By presidential order dated October 13, 1995, the President delegated original classification authority to the Vice President under Executive Order 12958, along with other officials in the executive office of the President and various agency heads.
http://www.fas.org/sgp/clinton/oca.html
When the executive order was amended in 2003, that delegation of classification authority to the Vice President was not rescinded or modified. It remains in effect. Consequently, the Vice President's authority is comparable to that of the Secretary of Defense or the Secretary of State.
Furthermore, as ISOO director J. William Leonard explained in his January 9, 2007 letter to the Attorney General, a "plain text reading"
of the order indicates that the Office of the Vice President is subject to the order's requirements. He noted that the OVP is granted one particular exemption, concerning the order's mandatory declassification review provisions.
"This sole explicit reference for the purpose of exempting the OVP from a provision of the Order supports an interpretation that the rest of the Order does apply.... otherwise there would be no need for an exemption,"

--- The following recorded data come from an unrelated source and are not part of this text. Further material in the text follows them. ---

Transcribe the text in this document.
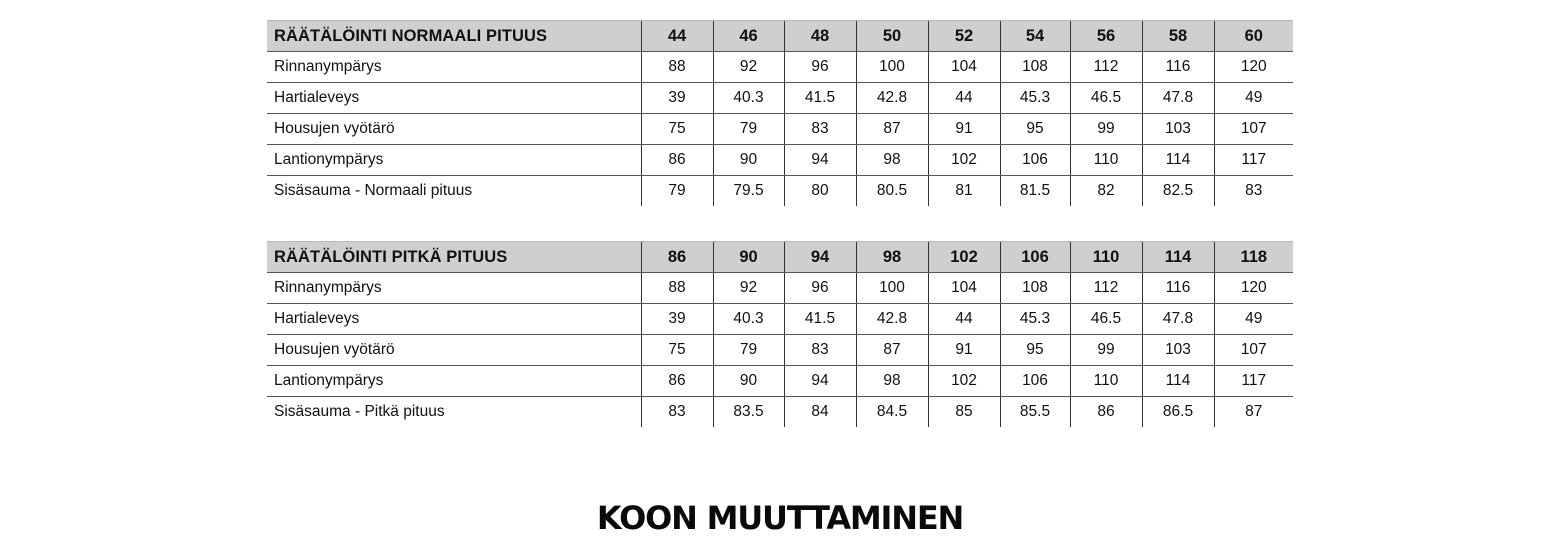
RÄÄTÄLÖINTI NORMAALI PITUUS	44	46	48	50	52	54	56	58	60
Rinnanympärys	88	92	96	100	104	108	112	116	120
Hartialeveys	39	40.3	41.5	42.8	44	45.3	46.5	47.8	49
Housujen vyötärö	75	79	83	87	91	95	99	103	107
Lantionympärys	86	90	94	98	102	106	110	114	117
Sisäsauma - Normaali pituus	79	79.5	80	80.5	81	81.5	82	82.5	83
RÄÄTÄLÖINTI PITKÄ PITUUS	86	90	94	98	102	106	110	114	118
Rinnanympärys	88	92	96	100	104	108	112	116	120
Hartialeveys	39	40.3	41.5	42.8	44	45.3	46.5	47.8	49
Housujen vyötärö	75	79	83	87	91	95	99	103	107
Lantionympärys	86	90	94	98	102	106	110	114	117
Sisäsauma - Pitkä pituus	83	83.5	84	84.5	85	85.5	86	86.5	87
KOON MUUTTAMINEN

Mr. Leonard flawlessly argued.
By contrast, reported Michael Abramowitz in the Washington Post (June 27), "Addington did not cite specific language in the executive order supporting [his] view, and a Cheney spokeswoman could not point to such language last night. But spokeswoman Lee Anne McBride said the intent of the order, as expressed by White House officials in recent days, was 'not for the VP to be separated from the president on this reporting requirement'."

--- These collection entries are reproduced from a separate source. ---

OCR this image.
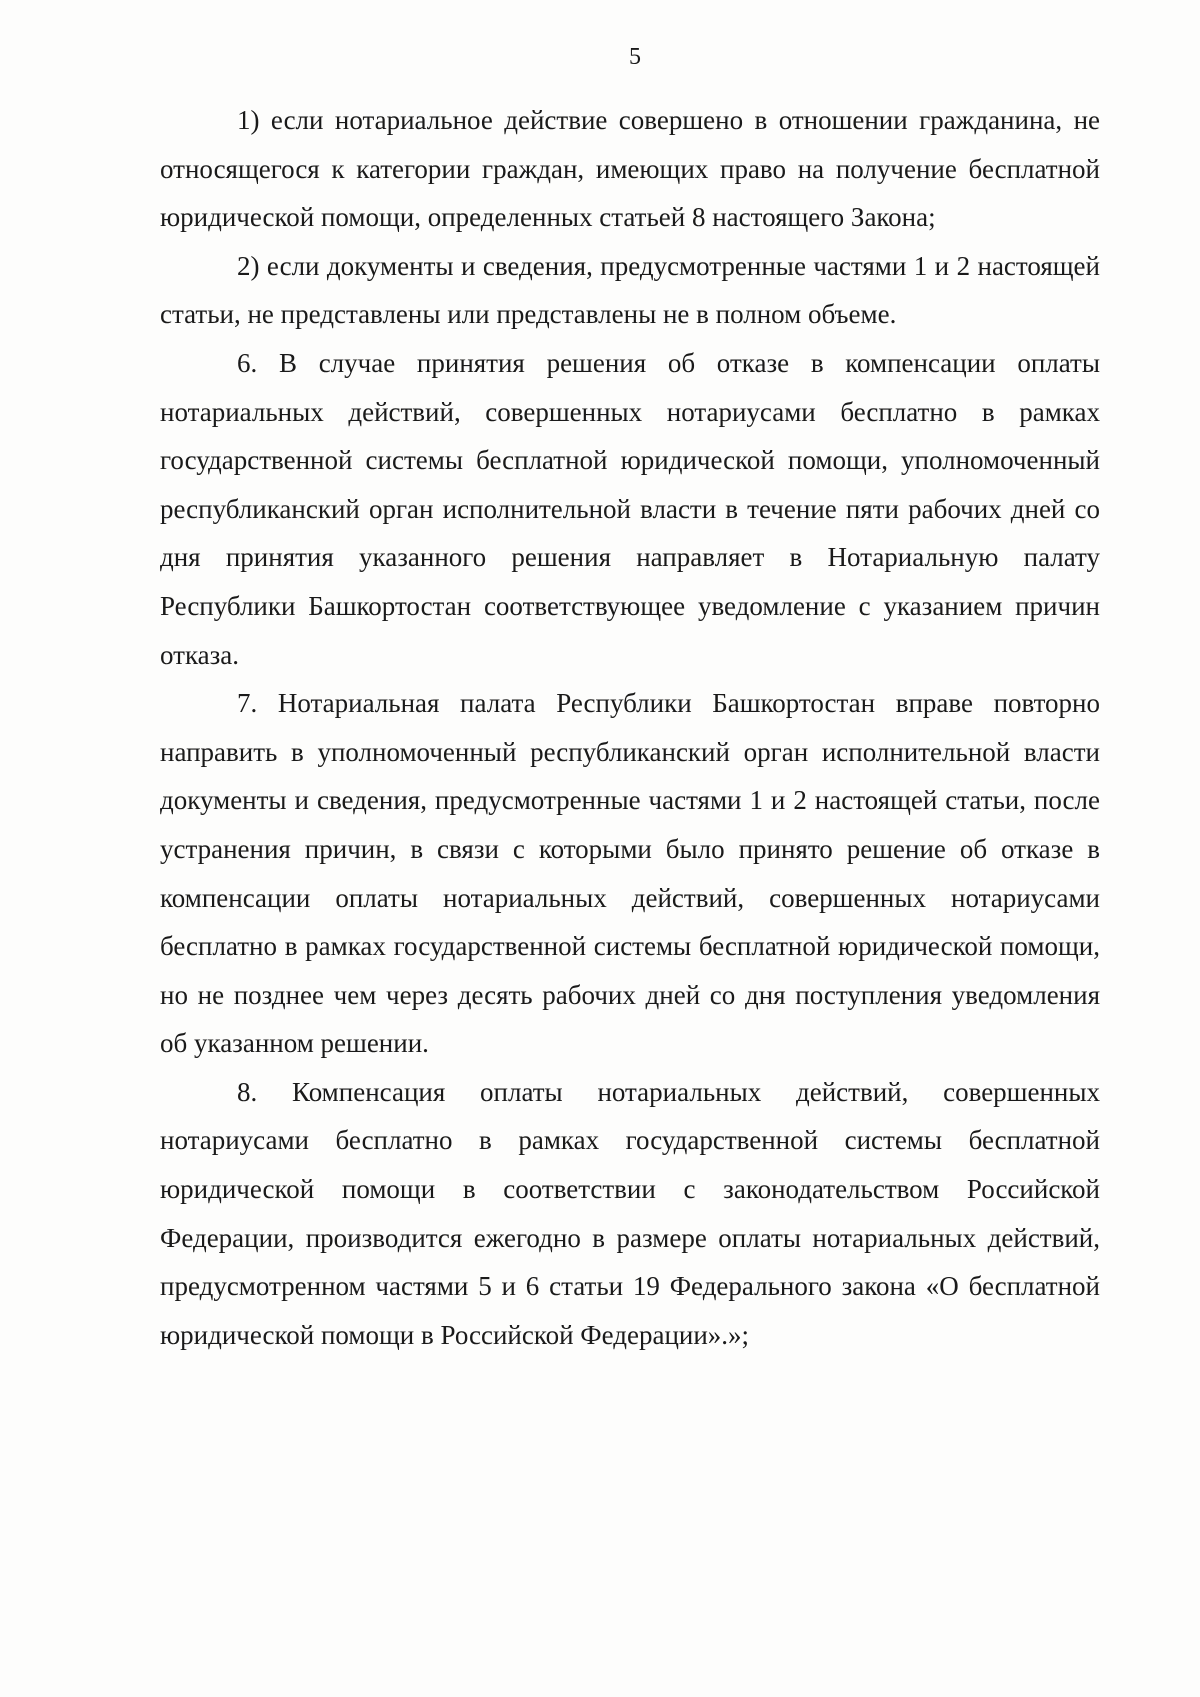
5

1) если нотариальное действие совершено в отношении гражданина, не относящегося к категории граждан, имеющих право на получение бесплатной юридической помощи, определенных статьей 8 настоящего Закона;

2) если документы и сведения, предусмотренные частями 1 и 2 настоящей статьи, не представлены или представлены не в полном объеме.

6. В случае принятия решения об отказе в компенсации оплаты нотариальных действий, совершенных нотариусами бесплатно в рамках государственной системы бесплатной юридической помощи, уполномоченный республиканский орган исполнительной власти в течение пяти рабочих дней со дня принятия указанного решения направляет в Нотариальную палату Республики Башкортостан соответствующее уведомление с указанием причин отказа.

7. Нотариальная палата Республики Башкортостан вправе повторно направить в уполномоченный республиканский орган исполнительной власти документы и сведения, предусмотренные частями 1 и 2 настоящей статьи, после устранения причин, в связи с которыми было принято решение об отказе в компенсации оплаты нотариальных действий, совершенных нотариусами бесплатно в рамках государственной системы бесплатной юридической помощи, но не позднее чем через десять рабочих дней со дня поступления уведомления об указанном решении.

8. Компенсация оплаты нотариальных действий, совершенных нотариусами бесплатно в рамках государственной системы бесплатной юридической помощи в соответствии с законодательством Российской Федерации, производится ежегодно в размере оплаты нотариальных действий, предусмотренном частями 5 и 6 статьи 19 Федерального закона «О бесплатной юридической помощи в Российской Федерации».»;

The President could amend the executive order at a moment's notice to exempt the Vice President from oversight. Or the Attorney General could render an interpretation of the order that favors the Vice President's position. But neither action has been taken.
Instead, the White House simply insists that the executive order does not mean what a "plain text reading" says that it means. By doing so, it degrades the machinery of government.


Comments: 8
What corrective appropriations action could be taken? Maybe cutting off all funding for the VP's office? Doesn't Dick Durbin care about the chaos that would result from a precipitous withdrawal from the VP's office? If the American people find out that we can get along just fine without a VP, then the terrorists win.
Finally, I smell a firestorm brewing and I am getting my box of Sta-Puft marshmallows ready.